Para além das tensões entre sujeito trabalhador (Desejo) e organização (Lei), mas sem desconsiderá-las, encontramos a constituição de uma terceira instância: o Sujeito Organizacional.

O Sujeito Organizacional fala dos arranjos que sujeito trabalhador e organização estão

fadados a metaforizar (em um conflito insolúvel, uma diferença de objetivos e desejos, que ‘ciência administrativa’ alguma, por mais bem intencionada que seja, conseguirá ‘fazer de conta’ e, assim, resolver em algum trade-off pragmático ou renúncia romântica. Pois, do que se trata na questão é da antinomia radical entre o Desejo que nos move e a Lei que nos possibilita (LEITE, 1995, p. 93).

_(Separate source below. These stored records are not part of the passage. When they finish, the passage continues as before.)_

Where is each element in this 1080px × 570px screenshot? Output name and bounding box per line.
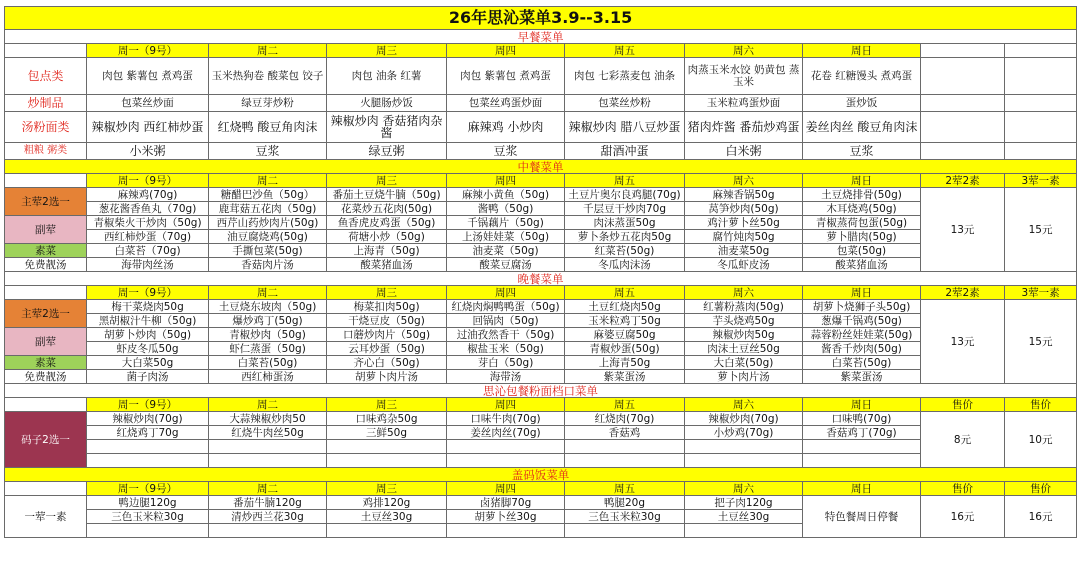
empty-cell [565,454,685,468]
empty-cell [327,524,447,538]
day-header: 周五 [565,482,685,496]
noodle-blank-row [5,440,1077,454]
breakfast-item: 小米粥 [87,143,209,160]
dish-cell: 小炒鸡(70g) [685,426,803,440]
dish-cell: 西红柿炒蛋（70g) [87,230,209,244]
breakfast-row [5,58,1077,95]
price-header: 3荤一素 [1005,174,1077,188]
empty-cell [327,440,447,454]
dish-cell: 西芹山药炒肉片(50g) [209,216,327,230]
dish-cell: 上汤娃娃菜（50g) [447,230,565,244]
day-header: 周一（9号） [87,174,209,188]
empty-cell [1005,58,1077,95]
sunday-note: 特色餐周日停餐 [803,496,921,538]
dish-cell: 齐心白（50g) [327,356,447,370]
dish-cell: 虾仁蒸蛋（50g) [209,342,327,356]
day-header: 周五 [565,398,685,412]
breakfast-category-label: 粗粮 粥类 [5,143,87,160]
dish-cell: 上海青（50g) [327,244,447,258]
breakfast-item: 花卷 红糖馒头 煮鸡蛋 [803,58,921,95]
dish-cell: 荷塘小炒（50g) [327,230,447,244]
dish-cell: 花菜炒五花肉(50g) [327,202,447,216]
empty-cell [209,440,327,454]
empty-cell [87,524,209,538]
breakfast-item: 火腿肠炒饭 [327,95,447,112]
noodle-day-header-row [5,398,1077,412]
dish-cell: 番茄土豆烧牛腩（50g) [327,188,447,202]
empty-cell [87,440,209,454]
day-header: 周二 [209,398,327,412]
dish-cell: 葱花酱香鱼丸（70g) [87,202,209,216]
day-header: 周二 [209,174,327,188]
dish-cell: 紫菜蛋汤 [565,370,685,384]
breakfast-item: 麻辣鸡 小炒肉 [447,112,565,143]
dish-cell: 辣椒炒肉(70g) [87,412,209,426]
price-cell: 8元 [921,412,1005,468]
rice-label: 一荤一素 [5,496,87,538]
breakfast-row [5,112,1077,143]
dish-cell: 土豆烧排骨(50g) [803,188,921,202]
empty-cell [1005,112,1077,143]
empty-cell [685,524,803,538]
day-header: 周六 [685,174,803,188]
dish-cell: 油麦菜（50g) [447,244,565,258]
breakfast-category-label: 炒制品 [5,95,87,112]
dish-cell: 莴笋炒肉(50g) [685,202,803,216]
dish-cell: 鸡排120g [327,496,447,510]
day-header: 周三 [327,174,447,188]
breakfast-item: 白米粥 [685,143,803,160]
dinner-row [5,328,1077,342]
dish-cell: 鱼香虎皮鸡蛋（50g) [327,216,447,230]
dish-cell: 回锅肉（50g) [447,314,565,328]
dish-cell: 土豆丝30g [685,510,803,524]
dish-cell: 青椒柴火干炒肉（50g) [87,216,209,230]
day-header: 周一（9号） [87,286,209,300]
dish-cell: 糖醋巴沙鱼（50g） [209,188,327,202]
price-cell: 16元 [921,496,1005,538]
group-label: 主荤2选一 [5,300,87,328]
dish-cell: 麻辣鸡(70g) [87,188,209,202]
section-heading-breakfast: 早餐菜单 [5,30,1077,44]
dish-cell: 葱爆千锅鸡(50g) [803,314,921,328]
day-header: 周一（9号） [87,482,209,496]
empty-cell [565,440,685,454]
dish-cell: 土豆红烧肉50g [565,300,685,314]
dish-cell: 干烧豆皮（50g) [327,314,447,328]
dinner-heading-row [5,272,1077,286]
day-header: 周四 [447,286,565,300]
dish-cell: 千锅藕片（50g) [447,216,565,230]
empty-cell [921,112,1005,143]
dish-cell: 酱香千炒肉(50g) [803,342,921,356]
lunch-heading-row [5,160,1077,174]
empty-cell [327,454,447,468]
section-heading-lunch: 中餐菜单 [5,160,1077,174]
price-cell: 15元 [1005,188,1077,272]
dish-cell: 鸡汁萝卜丝50g [685,216,803,230]
empty-cell [921,95,1005,112]
price-header: 售价 [921,398,1005,412]
dish-cell: 云耳炒蛋（50g) [327,342,447,356]
page-title: 26年思沁菜单3.9--3.15 [5,7,1077,30]
lunch-row [5,202,1077,216]
dish-cell: 红薯粉蒸肉(50g) [685,300,803,314]
breakfast-category-label: 汤粉面类 [5,112,87,143]
dish-cell: 手撕包菜(50g) [209,244,327,258]
day-header: 周五 [565,174,685,188]
dish-cell: 胡萝卜烧狮子头50g) [803,300,921,314]
breakfast-category-label: 包点类 [5,58,87,95]
lunch-row [5,258,1077,272]
day-header: 周二 [209,44,327,58]
breakfast-item: 肉包 紫薯包 煮鸡蛋 [447,58,565,95]
breakfast-row [5,143,1077,160]
dish-cell: 麻辣香锅50g [685,188,803,202]
dish-cell: 白菜苔(50g) [209,356,327,370]
rice-heading-row [5,468,1077,482]
day-header: 周二 [209,482,327,496]
lunch-row [5,230,1077,244]
price-cell: 15元 [1005,300,1077,384]
day-header: 周五 [565,286,685,300]
dish-cell: 包菜(50g) [803,244,921,258]
dish-cell: 千层豆干炒肉70g [565,202,685,216]
empty-cell [447,454,565,468]
dish-cell: 辣椒炒肉(70g) [685,412,803,426]
breakfast-item: 甜酒冲蛋 [565,143,685,160]
dish-cell: 酸菜豆腐汤 [447,258,565,272]
dish-cell: 胡萝卜肉片汤 [327,370,447,384]
dish-cell: 木耳烧鸡(50g) [803,202,921,216]
dish-cell: 香菇肉片汤 [209,258,327,272]
breakfast-item: 肉包 紫薯包 煮鸡蛋 [87,58,209,95]
day-header: 周二 [209,286,327,300]
dish-cell: 姜丝肉丝(70g) [447,426,565,440]
dish-cell: 麻婆豆腐50g [565,328,685,342]
dish-cell: 麻辣小黄鱼（50g) [447,188,565,202]
price-header: 3荤一素 [1005,286,1077,300]
menu-table [4,6,1077,538]
breakfast-item: 猪肉炸酱 番茄炒鸡蛋 [685,112,803,143]
dish-cell: 肉沫土豆丝50g [685,342,803,356]
dish-cell: 清炒西兰花30g [209,510,327,524]
title-row [5,7,1077,30]
dish-cell: 大白菜(50g) [685,356,803,370]
day-header: 周四 [447,482,565,496]
dinner-row [5,314,1077,328]
breakfast-item: 包菜丝炒面 [87,95,209,112]
breakfast-item: 绿豆粥 [327,143,447,160]
empty-cell [447,524,565,538]
empty-cell [1005,143,1077,160]
dish-cell: 红烧牛肉丝50g [209,426,327,440]
breakfast-item: 绿豆芽炒粉 [209,95,327,112]
dish-cell: 卤猪脚70g [447,496,565,510]
price-header: 售价 [921,482,1005,496]
group-label: 免费靓汤 [5,370,87,384]
dish-cell: 土豆烧东坡肉（50g) [209,300,327,314]
dish-cell: 大蒜辣椒炒肉50 [209,412,327,426]
dish-cell: 芋头烧鸡50g [685,314,803,328]
dish-cell: 白菜苔(50g) [803,356,921,370]
empty-cell [803,454,921,468]
day-header: 周日 [803,286,921,300]
day-header: 周一（9号） [87,44,209,58]
empty-cell [87,454,209,468]
lunch-day-header-row [5,174,1077,188]
breakfast-item: 红烧鸭 酸豆角肉沫 [209,112,327,143]
breakfast-item: 豆浆 [447,143,565,160]
day-header: 周日 [803,174,921,188]
dish-cell: 黑胡椒汁牛柳（50g) [87,314,209,328]
dish-cell: 三鲜50g [327,426,447,440]
dinner-row [5,342,1077,356]
dish-cell: 红烧鸡丁70g [87,426,209,440]
empty-cell [1005,95,1077,112]
header-blank [5,174,87,188]
dish-cell: 鸭腿20g [565,496,685,510]
dish-cell: 红菜苔(50g) [565,244,685,258]
dish-cell: 土豆片奥尔良鸡腿(70g) [565,188,685,202]
dinner-row [5,356,1077,370]
dish-cell: 青椒炒肉（50g) [209,328,327,342]
breakfast-item: 辣椒炒肉 腊八豆炒蛋 [565,112,685,143]
header-blank [921,44,1005,58]
breakfast-item: 包菜丝炒粉 [565,95,685,112]
day-header: 周三 [327,44,447,58]
noodle-heading-row [5,384,1077,398]
dish-cell: 番茄牛腩120g [209,496,327,510]
header-blank [5,482,87,496]
day-header: 周三 [327,482,447,496]
dish-cell: 冬瓜肉沫汤 [565,258,685,272]
dish-cell: 口蘑炒肉片（50g) [327,328,447,342]
dish-cell: 上海青50g [565,356,685,370]
day-header: 周四 [447,398,565,412]
empty-cell [921,143,1005,160]
day-header: 周六 [685,286,803,300]
noodle-label: 码子2选一 [5,412,87,468]
price-header: 2荤2素 [921,174,1005,188]
day-header: 周四 [447,44,565,58]
dish-cell: 海带汤 [447,370,565,384]
group-label: 主荤2选一 [5,188,87,216]
dish-cell: 萝卜条炒五花肉50g [565,230,685,244]
dish-cell: 油麦菜50g [685,244,803,258]
breakfast-item: 蛋炒饭 [803,95,921,112]
dish-cell: 梅菜扣肉50g) [327,300,447,314]
breakfast-item: 肉包 七彩蒸麦包 油条 [565,58,685,95]
empty-cell [921,58,1005,95]
lunch-row [5,188,1077,202]
price-cell: 10元 [1005,412,1077,468]
day-header: 周六 [685,44,803,58]
header-blank [5,398,87,412]
breakfast-item: 肉包 油条 红薯 [327,58,447,95]
dinner-row [5,370,1077,384]
dish-cell: 香菇鸡 [565,426,685,440]
dish-cell: 口味牛肉(70g) [447,412,565,426]
dish-cell: 香菇鸡丁(70g) [803,426,921,440]
header-blank [5,286,87,300]
day-header: 周四 [447,174,565,188]
dish-cell: 胡萝卜炒肉（50g) [87,328,209,342]
day-header: 周五 [565,44,685,58]
dish-cell: 紫菜蛋汤 [803,370,921,384]
empty-cell [565,524,685,538]
dish-cell: 红烧肉(70g) [565,412,685,426]
dish-cell: 虾皮冬瓜50g [87,342,209,356]
dish-cell: 蒜蓉粉丝娃娃菜(50g) [803,328,921,342]
dish-cell: 酸菜猪血汤 [803,258,921,272]
day-header: 周三 [327,286,447,300]
price-header: 2荤2素 [921,286,1005,300]
dish-cell: 椒盐玉米（50g) [447,342,565,356]
group-label: 副荤 [5,328,87,356]
dish-cell: 土豆丝30g [327,510,447,524]
dish-cell: 白菜苔（70g) [87,244,209,258]
dish-cell: 过油孜然香干（50g) [447,328,565,342]
breakfast-item: 包菜丝鸡蛋炒面 [447,95,565,112]
dish-cell: 西红柿蛋汤 [209,370,327,384]
dish-cell: 腐竹炖肉50g [685,230,803,244]
breakfast-item: 豆浆 [209,143,327,160]
dish-cell: 把子肉120g [685,496,803,510]
breakfast-item: 姜丝肉丝 酸豆角肉沫 [803,112,921,143]
dish-cell: 爆炒鸡丁(50g) [209,314,327,328]
breakfast-item: 肉蒸玉米水饺 奶黄包 蒸玉米 [685,58,803,95]
section-heading-rice: 盖码饭菜单 [5,468,1077,482]
dish-cell: 酸菜猪血汤 [327,258,447,272]
lunch-row [5,216,1077,230]
rice-row [5,496,1077,510]
noodle-row [5,426,1077,440]
breakfast-day-header-row [5,44,1077,58]
dish-cell: 菌子肉汤 [87,370,209,384]
dish-cell: 肉沫蒸蛋50g [565,216,685,230]
dish-cell: 大白菜50g [87,356,209,370]
dish-cell: 油豆腐烧鸡(50g) [209,230,327,244]
noodle-row [5,412,1077,426]
dish-cell: 胡萝卜丝30g [447,510,565,524]
dish-cell: 萝卜腊肉(50g) [803,230,921,244]
dish-cell: 辣椒炒肉50g [685,328,803,342]
empty-cell [803,440,921,454]
empty-cell [209,454,327,468]
dish-cell: 口味鸡杂50g [327,412,447,426]
dinner-day-header-row [5,286,1077,300]
dish-cell: 芽白（50g) [447,356,565,370]
dish-cell: 冬瓜虾皮汤 [685,258,803,272]
breakfast-item: 玉米粒鸡蛋炒面 [685,95,803,112]
dish-cell: 三色玉米粒30g [87,510,209,524]
group-label: 素菜 [5,244,87,258]
day-header: 周六 [685,398,803,412]
dish-cell: 梅干菜烧肉50g [87,300,209,314]
dish-cell: 青椒炒蛋(50g) [565,342,685,356]
day-header: 周六 [685,482,803,496]
section-heading-dinner: 晚餐菜单 [5,272,1077,286]
dish-cell: 酱鸭（50g) [447,202,565,216]
dish-cell: 鸭边腿120g [87,496,209,510]
dish-cell: 萝卜肉片汤 [685,370,803,384]
day-header: 周一（9号） [87,398,209,412]
empty-cell [209,524,327,538]
rice-day-header-row [5,482,1077,496]
day-header: 周日 [803,398,921,412]
day-header: 周三 [327,398,447,412]
price-header: 售价 [1005,398,1077,412]
price-cell: 16元 [1005,496,1077,538]
breakfast-heading-row [5,30,1077,44]
dish-cell: 鹿茸菇五花肉（50g) [209,202,327,216]
empty-cell [685,440,803,454]
group-label: 副荤 [5,216,87,244]
breakfast-row [5,95,1077,112]
dish-cell: 三色玉米粒30g [565,510,685,524]
group-label: 素菜 [5,356,87,370]
day-header: 周日 [803,482,921,496]
menu-sheet [4,6,1076,538]
dish-cell: 玉米粒鸡丁50g [565,314,685,328]
section-heading-noodle: 思沁包餐粉面档口菜单 [5,384,1077,398]
breakfast-item: 辣椒炒肉 西红柿炒蛋 [87,112,209,143]
empty-cell [685,454,803,468]
price-cell: 13元 [921,188,1005,272]
dinner-row [5,300,1077,314]
group-label: 免费靓汤 [5,258,87,272]
lunch-row [5,244,1077,258]
empty-cell [447,440,565,454]
dish-cell: 海带肉丝汤 [87,258,209,272]
breakfast-item: 豆浆 [803,143,921,160]
price-cell: 13元 [921,300,1005,384]
breakfast-item: 辣椒炒肉 香菇猪肉杂酱 [327,112,447,143]
breakfast-item: 玉米热狗卷 酸菜包 饺子 [209,58,327,95]
day-header: 周日 [803,44,921,58]
dish-cell: 红烧肉焖鸭鸭蛋（50g) [447,300,565,314]
header-blank [5,44,87,58]
noodle-blank-row [5,454,1077,468]
dish-cell: 青椒蒸荷包蛋(50g) [803,216,921,230]
header-blank [1005,44,1077,58]
dish-cell: 口味鸭(70g) [803,412,921,426]
price-header: 售价 [1005,482,1077,496]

O estudo da relação entre Desejo e Lei no mundo do trabalho, nos levou a compreender a impossibilidade de diferenciar o que é do trabalhador e o que é da organização. Sendo que histórias e projetos aparentemente distintos colaboram na construção de uma mesma forma de existência, o Sujeito Organizacional.

Sem encobrir, negar ou tentar distinguir culpados de vítimas no embate entre Desejo e Lei, a possibilidade que se abre com esta pesquisa é a de, fazendo uso das palavras de Leite (1995):

tentar descobrir os caminhos da pulsão, os destinos do desejo, os alvos da agressividade, todos eles função, em certo grau, dos tipos de controles culturais sobre nós impostos pelo Outro de nossos credos civilizatórios, e as possibilidades discursivas de reconhecer, na tensão inevitável dos desejos com as leis, alguns restos do Desejo que nos singulariza. Parafraseando aquele antigo presidente do Brasil, viver (melhor) é reconstruir estradas (simbólicas) para evitar o congestionamento pulsional em uns poucos caminhos significantes (p. 103-4).

Assim, a tentativa de dar fechamento a este trabalho acaba se transformando em abertura para novos questionamentos, que mostram a necessidade de outros estudos que forneçam maiores esclarecimentos sobre a vivência do trabalhador e do/no mundo que o cerca.